9. You’ll have too many pictures of your kids standing in front of waterfalls if you drive up Spearfish Canyon.
It’s not like you can store hundreds of photos on your digital camera or anything. How many photo albums would you have to buy?!
10. Exploring the third-longest cave in the world sounds like a recipe for disaster.
They might want to become the next Indiana Jones. Jewel Cave offers several types of tours — even one where you can go spelunking — so definitely skip this one. You do not want your kids to experience the sense of awe and wonder this cave offers.
11. After helping uncover Ice Age mammoths at The Mammoth Site, they may want to go home and dig up your yard.

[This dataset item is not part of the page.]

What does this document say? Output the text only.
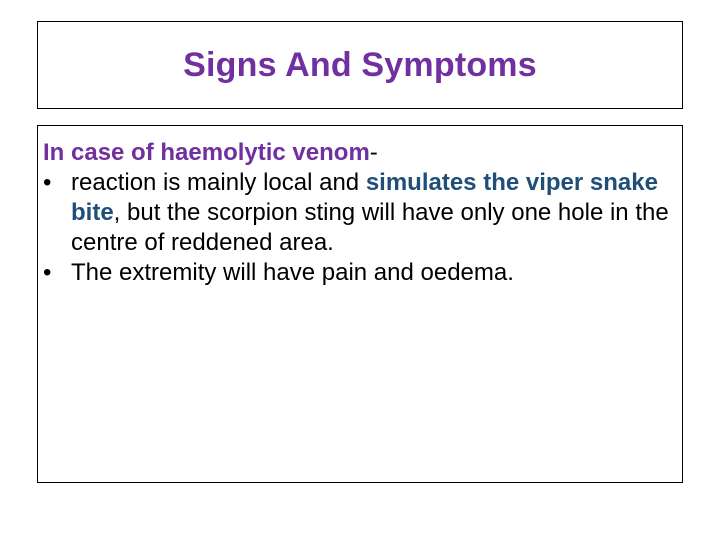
Signs And Symptoms

In case of haemolytic venom-

• reaction is mainly local and simulates the viper snake bite, but the scorpion sting will have only one hole in the centre of reddened area.
• The extremity will have pain and oedema.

Or they’ll want to become a paleontologist. You can’t answer all those questions about dinosaurs and prehistoric times!
12. Speaking of dinosaurs, your kids can get all of those questions answered at the Museum @ Black Hills Institute. They can even see the original bones of Stan the T. Rex.
Of course, you’re not going there, so what’s it matter? And in that case, don’t mention that Stan is one of the largest, most complete skeletons of a Tyrannosaurus rex in the world.
13. At Evans Plunge, the natural hot springs that feed the pool keep the water at a nice 87°. They’re going to get all pruney!
Combine that with all the waterslides and your kids will never want to come out. Terrible!
14. Taking a ride on the 1880 Train will feel like your family has gone back to a time when the steam engine was king of transportation. Time travel? Sounds dangerous…
Probably best not to risk it.
15. Everyone knows kids hate building sandcastles, swimming, boating, fishing, and camping.
Do not take them to Angostura Recreation Area, which has all these things to do. What about their homework?!
16. They might actually learn a little history if you go to Mount Moriah Cemetery, where legends like Wild Bill Hickok and Calamity Jane are buried.
They should be learning history from textbooks instead, like every other student. You want normal kids, right?
17. Kids can be so loud when they’re zooming through the air.
You want peace and quiet on this vacation, right? Then don’t take them on a zipline tour at Rushmore Tramway Adventures in Keystone. They’ll practically lose their voices from all the fun.
18. Overall, there’s just so much to do in South Dakota’s Black Hills & Badlands that your kids will NEVER say “I’m bored.”
…And we all know how much you love hearing that phrase.